Canada is also ready to raise awareness about North Korean human rights. During a summit meeting with South Korean President Yoon Suk-yeol in May 2023, Canadian Prime Minister Justin Trudeau agreed to cooperate for the improvement of human rights in North Korea. "We're really happy to be able to cooperate with South Korea for human rights issues," Mawhinney expressed her joy. The envoy is also interested in improving South Korean LGBT communities' human rights as promoting diversity has always been Canada’s important part of diplomacy.

The ambassador said more Canadians are coming to South Korea to search for jobs in different fields. Thanks to the expansion of an annual quota for the working holiday program, more young people can visit each other's country and explore culture and gain work experience at the same time. 

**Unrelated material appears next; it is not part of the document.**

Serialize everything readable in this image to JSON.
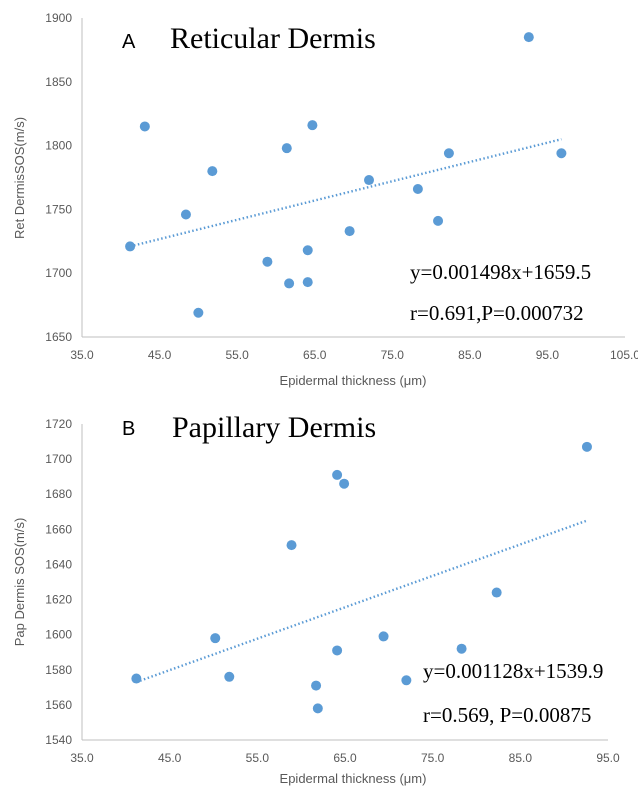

The exchange program was created to encourage the nations' young people to engage in employment activities in each country while learning each other's language and culture. During the summit in May, the two countries' leaders agreed to expand the employment program's age limit from the current 18~30 to 18~35. The limit on working hours will also be increased from 25 hours per week to 40 hours.

If possible, the ambassador said she would host a cultural event where K-pop artists could collaborate with Canadian singers such as the Weekend. Earlier this year, the embassy sponsored an art exhibition where 32 Canadian Inuit artists showcased their artworks at an art museum in Gwangju, a city some 270 kilometers (167 miles) south of Seoul. The embassy is currently hosting a film festival in Seoul to celebrate the 60th anniversary of the establishment of diplomatic relations.